Aspose.HTML for .NET 24.2.0 – Save HTML to a Stream
Aspose.HTML for .NET 24.2.0
In version 24.2.0, the IOutputStorage interface has been deprecated but will continue to work until version 24.5.0 is released. If you use earlier versions of Aspose.HTML for .NET, we recommend that you upgrade and migrate to the new version, as version 24.5.0 will remove this deprecated interface.
Deprecated | New |
---|---|
IOutputStorage Interface | ResourceHandler Class |
The HTML document can contain different resources like CSS, external images, and files. In the article, we will consider the cases for saving HTML documents with resources to Zip archive and memory stream. Aspose.HTML for .NET continues to develop and enhance the ways to save HTMLs with all linked files. Here we will look at examples of saving files using deprecated classes and offer advanced solutions for implementing new classes.
ResourceHandler Class Vs IOutputStorage Interface
The
ResourceHandler class allows developers to implement the
HandleResource() method, in which you can create a stream yourself and release it wherever you need it. The new method adds the ability to see a Resource
and process more information about it. So, by adopting the ResourceHandler
class, developers can benefit from a more streamlined and expressive approach to managing resources, resulting in cleaner, more maintainable, and flexible code when saving HTML documents.

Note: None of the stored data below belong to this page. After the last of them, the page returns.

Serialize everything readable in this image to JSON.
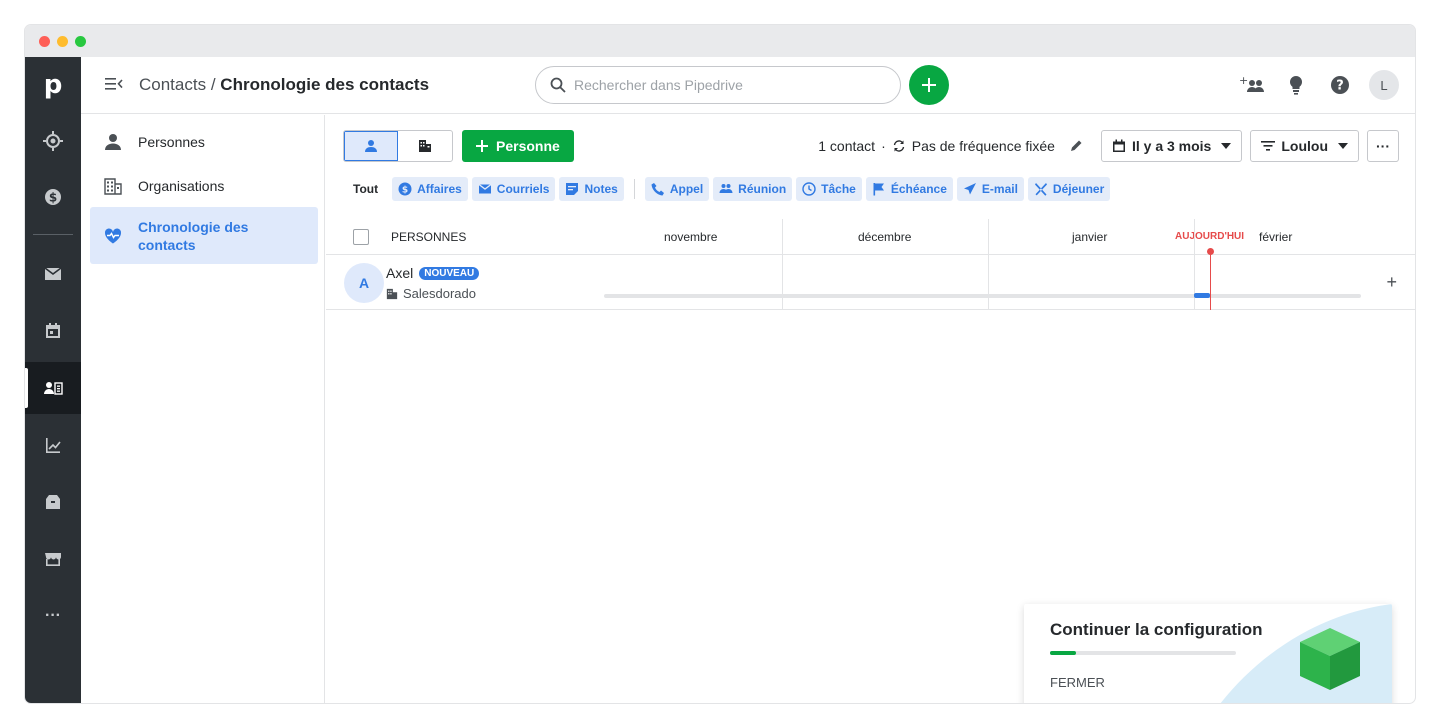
{
  "window": {
    "traffic_lights": [
      "close",
      "minimize",
      "zoom"
    ]
  },
  "rail": {
    "logo": "p",
    "items": [
      {
        "name": "target-icon"
      },
      {
        "name": "dollar-icon"
      },
      {
        "name": "mail-icon"
      },
      {
        "name": "calendar-icon"
      },
      {
        "name": "contacts-icon"
      },
      {
        "name": "chart-icon"
      },
      {
        "name": "box-icon"
      },
      {
        "name": "store-icon"
      },
      {
        "name": "more-icon",
        "label": "···"
      }
    ]
  },
  "header": {
    "breadcrumb_root": "Contacts",
    "breadcrumb_sep": "/",
    "breadcrumb_current": "Chronologie des contacts",
    "search_placeholder": "Rechercher dans Pipedrive",
    "avatar_initial": "L"
  },
  "sidenav": {
    "items": [
      {
        "label": "Personnes"
      },
      {
        "label": "Organisations"
      },
      {
        "label": "Chronologie des contacts"
      }
    ]
  },
  "toolbar": {
    "add_person": "Personne",
    "contact_count": "1 contact",
    "separator": "·",
    "frequency": "Pas de fréquence fixée",
    "period": "Il y a 3 mois",
    "filter": "Loulou",
    "more": "···"
  },
  "filters": {
    "all": "Tout",
    "group1": [
      "Affaires",
      "Courriels",
      "Notes"
    ],
    "group2": [
      "Appel",
      "Réunion",
      "Tâche",
      "Échéance",
      "E-mail",
      "Déjeuner"
    ]
  },
  "table": {
    "header_persons": "PERSONNES",
    "months": [
      "novembre",
      "décembre",
      "janvier",
      "février"
    ],
    "today_label": "AUJOURD'HUI",
    "rows": [
      {
        "initial": "A",
        "name": "Axel",
        "badge": "NOUVEAU",
        "org": "Salesdorado",
        "add": "+"
      }
    ]
  },
  "setup_card": {
    "title": "Continuer la configuration",
    "progress": 0.14,
    "close": "FERMER"
  },
  "colors": {
    "accent": "#317ae2",
    "green": "#08a742",
    "rail": "#2b3035",
    "today": "#e64b4b"
  }
}
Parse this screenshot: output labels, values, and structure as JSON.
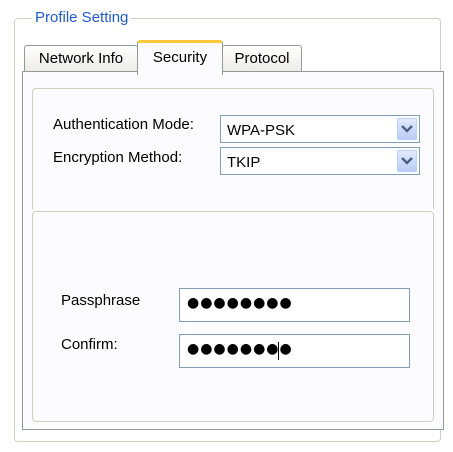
{
  "group_title": "Profile Setting",
  "tabs": [
    {
      "label": "Network Info"
    },
    {
      "label": "Security"
    },
    {
      "label": "Protocol"
    }
  ],
  "active_tab": "Security",
  "security": {
    "auth_mode_label": "Authentication Mode:",
    "auth_mode_value": "WPA-PSK",
    "encryption_label": "Encryption Method:",
    "encryption_value": "TKIP",
    "passphrase_label": "Passphrase",
    "passphrase_value": "●●●●●●●●",
    "confirm_label": "Confirm:",
    "confirm_value": "●●●●●●●●"
  },
  "icons": {
    "dropdown": "chevron-down-icon"
  },
  "colors": {
    "title_blue": "#1f5ad6",
    "active_tab_accent": "#ffc83c",
    "input_border": "#7f9db9",
    "dropdown_arrow": "#4d6185"
  }
}
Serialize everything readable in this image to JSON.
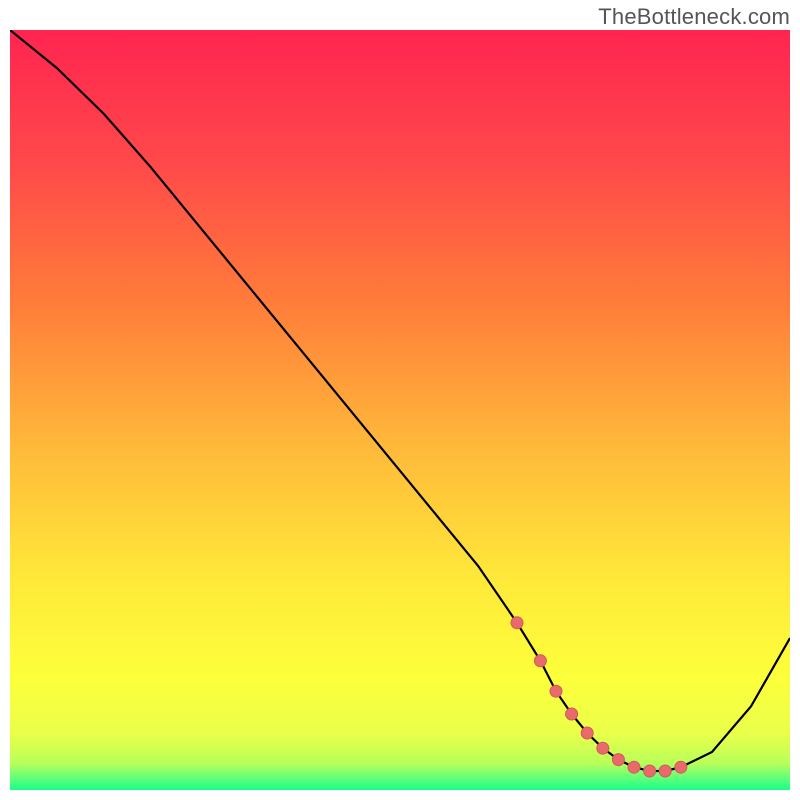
{
  "watermark": "TheBottleneck.com",
  "colors": {
    "curve_stroke": "#000000",
    "marker_fill": "#e86a6a",
    "marker_stroke": "#d35a5a",
    "gradient_stops": [
      {
        "offset": "0%",
        "color": "#ff2450"
      },
      {
        "offset": "18%",
        "color": "#ff4a4a"
      },
      {
        "offset": "35%",
        "color": "#ff7a3a"
      },
      {
        "offset": "55%",
        "color": "#ffb93a"
      },
      {
        "offset": "72%",
        "color": "#ffe83a"
      },
      {
        "offset": "85%",
        "color": "#fdff3a"
      },
      {
        "offset": "92.5%",
        "color": "#eaff4a"
      },
      {
        "offset": "96.5%",
        "color": "#b8ff5a"
      },
      {
        "offset": "98.5%",
        "color": "#5eff7a"
      },
      {
        "offset": "100%",
        "color": "#18ff8a"
      }
    ]
  },
  "chart_data": {
    "type": "line",
    "title": "",
    "xlabel": "",
    "ylabel": "",
    "xlim": [
      0,
      100
    ],
    "ylim": [
      0,
      100
    ],
    "grid": false,
    "legend": false,
    "annotations": [],
    "series": [
      {
        "name": "bottleneck-curve",
        "x": [
          0,
          6,
          12,
          18,
          24,
          30,
          36,
          42,
          48,
          54,
          60,
          65,
          68,
          70,
          72,
          74,
          76,
          78,
          80,
          82,
          84,
          86,
          90,
          95,
          100
        ],
        "values": [
          100,
          95,
          89,
          82,
          74.5,
          67,
          59.5,
          52,
          44.5,
          37,
          29.5,
          22,
          17,
          13,
          10,
          7.5,
          5.5,
          4,
          3,
          2.5,
          2.5,
          3,
          5,
          11,
          20
        ]
      }
    ],
    "markers": {
      "name": "highlighted-range",
      "x": [
        65,
        68,
        70,
        72,
        74,
        76,
        78,
        80,
        82,
        84,
        86
      ],
      "values": [
        22,
        17,
        13,
        10,
        7.5,
        5.5,
        4,
        3,
        2.5,
        2.5,
        3
      ]
    }
  }
}
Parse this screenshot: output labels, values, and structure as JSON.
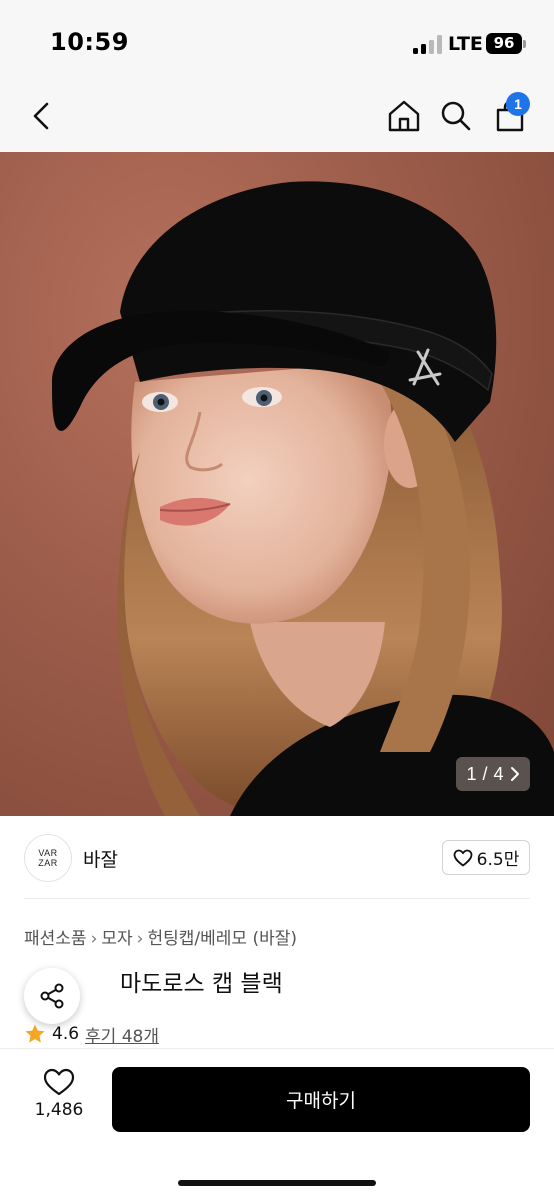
{
  "status_bar": {
    "time": "10:59",
    "network": "LTE",
    "battery": "96"
  },
  "nav": {
    "back_icon": "chevron-left-icon",
    "home_icon": "home-icon",
    "search_icon": "search-icon",
    "bag_icon": "shopping-bag-icon",
    "cart_badge": "1",
    "badge_color": "#1f74e8"
  },
  "hero": {
    "pager_current": "1",
    "pager_sep": "/",
    "pager_total": "4",
    "pager_icon": "chevron-right-icon"
  },
  "brand": {
    "logo_line1": "VAR",
    "logo_line2": "ZAR",
    "name": "바잘",
    "likes": "6.5만"
  },
  "product": {
    "breadcrumb": [
      "패션소품",
      "모자",
      "헌팅캡/베레모 (바잘)"
    ],
    "title": "마도로스 캡 블랙",
    "rating": "4.6",
    "reviews": "후기 48개",
    "star_color": "#f5a623"
  },
  "bottom": {
    "wish_count": "1,486",
    "buy_label": "구매하기"
  }
}
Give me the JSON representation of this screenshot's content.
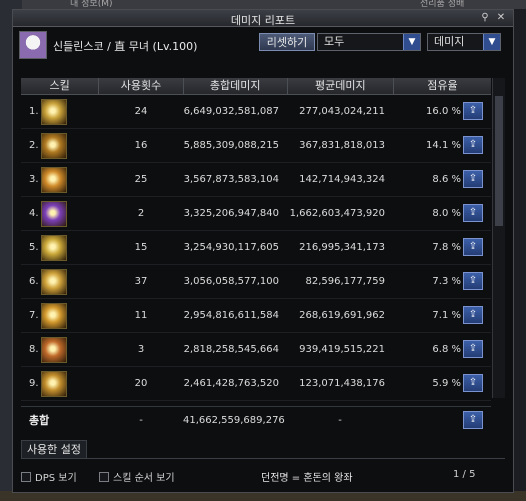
{
  "window": {
    "title": "데미지 리포트"
  },
  "header": {
    "character": "신들린스코 / 直 무녀 (Lv.100)",
    "reset_label": "리셋하기",
    "filter_target": "모두",
    "filter_type": "데미지"
  },
  "table": {
    "columns": [
      "스킬",
      "사용횟수",
      "총합데미지",
      "평균데미지",
      "점유율"
    ],
    "rows": [
      {
        "rank": "1.",
        "uses": "24",
        "total": "6,649,032,581,087",
        "avg": "277,043,024,211",
        "share": "16.0 %"
      },
      {
        "rank": "2.",
        "uses": "16",
        "total": "5,885,309,088,215",
        "avg": "367,831,818,013",
        "share": "14.1 %"
      },
      {
        "rank": "3.",
        "uses": "25",
        "total": "3,567,873,583,104",
        "avg": "142,714,943,324",
        "share": "8.6 %"
      },
      {
        "rank": "4.",
        "uses": "2",
        "total": "3,325,206,947,840",
        "avg": "1,662,603,473,920",
        "share": "8.0 %"
      },
      {
        "rank": "5.",
        "uses": "15",
        "total": "3,254,930,117,605",
        "avg": "216,995,341,173",
        "share": "7.8 %"
      },
      {
        "rank": "6.",
        "uses": "37",
        "total": "3,056,058,577,100",
        "avg": "82,596,177,759",
        "share": "7.3 %"
      },
      {
        "rank": "7.",
        "uses": "11",
        "total": "2,954,816,611,584",
        "avg": "268,619,691,962",
        "share": "7.1 %"
      },
      {
        "rank": "8.",
        "uses": "3",
        "total": "2,818,258,545,664",
        "avg": "939,419,515,221",
        "share": "6.8 %"
      },
      {
        "rank": "9.",
        "uses": "20",
        "total": "2,461,428,763,520",
        "avg": "123,071,438,176",
        "share": "5.9 %"
      }
    ],
    "skill_icon_colors": [
      "#c9a23a",
      "#b07a22",
      "#d08b2a",
      "#7b3fb8",
      "#caa83a",
      "#cfa23b",
      "#d39a2e",
      "#c06a2a",
      "#c4902e"
    ]
  },
  "total": {
    "label": "총합",
    "uses": "-",
    "total": "41,662,559,689,276",
    "avg": "-"
  },
  "settings": {
    "tab_label": "사용한 설정",
    "dps_label": "DPS 보기",
    "order_label": "스킬 순서 보기",
    "dungeon": "던전명 = 혼돈의 왕좌"
  },
  "pager": {
    "text": "1 / 5"
  },
  "background": {
    "top_left": "내 정보(M)",
    "top_right": "선리품 정배"
  }
}
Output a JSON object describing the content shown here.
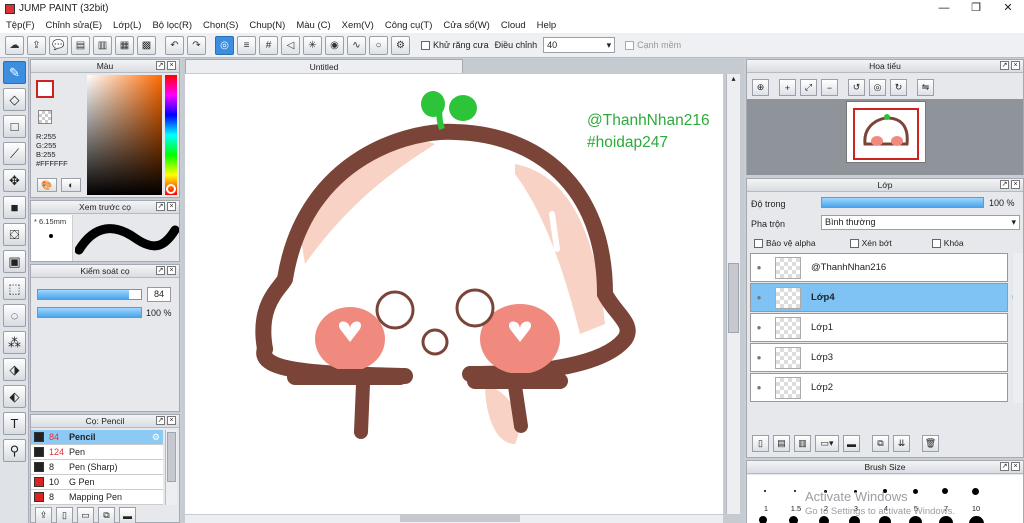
{
  "window": {
    "title": "JUMP PAINT (32bit)",
    "minimize": "—",
    "maximize": "❐",
    "close": "✕"
  },
  "menu": [
    "Tệp(F)",
    "Chỉnh sửa(E)",
    "Lớp(L)",
    "Bộ lọc(R)",
    "Chọn(S)",
    "Chup(N)",
    "Màu (C)",
    "Xem(V)",
    "Công cụ(T)",
    "Cửa sổ(W)",
    "Cloud",
    "Help"
  ],
  "toolbar": {
    "antialias_label": "Khử răng cưa",
    "adjust_label": "Điều chỉnh",
    "adjust_value": "40",
    "margin_label": "Cạnh mềm"
  },
  "color_panel": {
    "title": "Màu",
    "r": "R:255",
    "g": "G:255",
    "b": "B:255",
    "hex": "#FFFFFF",
    "primary": "#ffffff",
    "secondary": "#22cc22"
  },
  "brush_preview": {
    "title": "Xem trước cọ",
    "size": "6.15mm"
  },
  "brush_control": {
    "title": "Kiểm soát cọ",
    "size_value": "84",
    "opacity_value": "100 %",
    "size_fraction": 0.88,
    "opacity_fraction": 1.0
  },
  "brush_panel": {
    "title": "Cọ: Pencil",
    "brushes": [
      {
        "size": "84",
        "name": "Pencil",
        "color": "#222222",
        "selected": true
      },
      {
        "size": "124",
        "name": "Pen",
        "color": "#222222",
        "selected": false
      },
      {
        "size": "8",
        "name": "Pen (Sharp)",
        "color": "#222222",
        "selected": false
      },
      {
        "size": "10",
        "name": "G Pen",
        "color": "#dd2222",
        "selected": false
      },
      {
        "size": "8",
        "name": "Mapping Pen",
        "color": "#dd2222",
        "selected": false
      }
    ]
  },
  "canvas": {
    "tab_title": "Untitled",
    "watermark_1": "@ThanhNhan216",
    "watermark_2": "#hoidap247"
  },
  "navigator": {
    "title": "Hoa tiếu"
  },
  "layers": {
    "title": "Lớp",
    "opacity_label": "Độ trong",
    "opacity_value": "100 %",
    "blend_label": "Pha trộn",
    "blend_value": "Bình thường",
    "protect_alpha": "Bảo vệ alpha",
    "clip": "Xén bớt",
    "lock": "Khóa",
    "items": [
      {
        "name": "@ThanhNhan216",
        "selected": false
      },
      {
        "name": "Lớp4",
        "selected": true
      },
      {
        "name": "Lớp1",
        "selected": false
      },
      {
        "name": "Lớp3",
        "selected": false
      },
      {
        "name": "Lớp2",
        "selected": false
      }
    ]
  },
  "brush_size": {
    "title": "Brush Size",
    "labels": [
      "1",
      "1.5",
      "2",
      "3",
      "4",
      "5",
      "7",
      "10"
    ],
    "activate_1": "Activate Windows",
    "activate_2": "Go to Settings to activate Windows."
  },
  "colors": {
    "accent": "#3c8fe0",
    "brown": "#7a4538",
    "peach": "#f8d2c4",
    "cheek": "#f08a7e",
    "leaf": "#2ec43a",
    "watermark": "#2eaa3c"
  }
}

Save HTML to a Zip Archive
Here, we will examine one and the same example of saving the
with-resources.html file in a Zip archive using an outdated IOutputStorage
interface and a new ResourceHandler
class.
Using IOutputStorage – 24.1.0 and Earlier Versions
The IOutputStorage
interface was a base interface that supported the creation and management of output streams. You can implement the IOutputStorage
interface by creating ZipStorage class to save HTML with resources to a Zip archive:
1using System.IO;
2using Aspose.Html;
3using Aspose.Html.Saving;
4using System.IO.Compression;
5...
6
7 // Prepare a path to a source HTML file
8 string inputPath = Path.Combine(DataDir, "with-resources.html");;
9
10 var dir = Directory.GetCurrentDirectory();
11
12 // Prepare a full path to an output Zip storage
13 string customArchivePath = Path.Combine(dir, "./../../../../tests-out/old/archive.zip");
14
15 // Load the HTML document
16 using (var doc = new HTMLDocument(inputPath))
17 {
18 // Initialize an instance of the ZipStorage class
19 using (var zipSrorage = new ZipStorage(customArchivePath))
20 {
21 // Save HTML with resources to a Zip archive
22 doc.Save(zipSrorage);
23 }
24 }
The following code snippet shows the realization of the IOutputStorage
in the ZipStorage class to demonstrate saving an HTML document with resources to a Zip archive.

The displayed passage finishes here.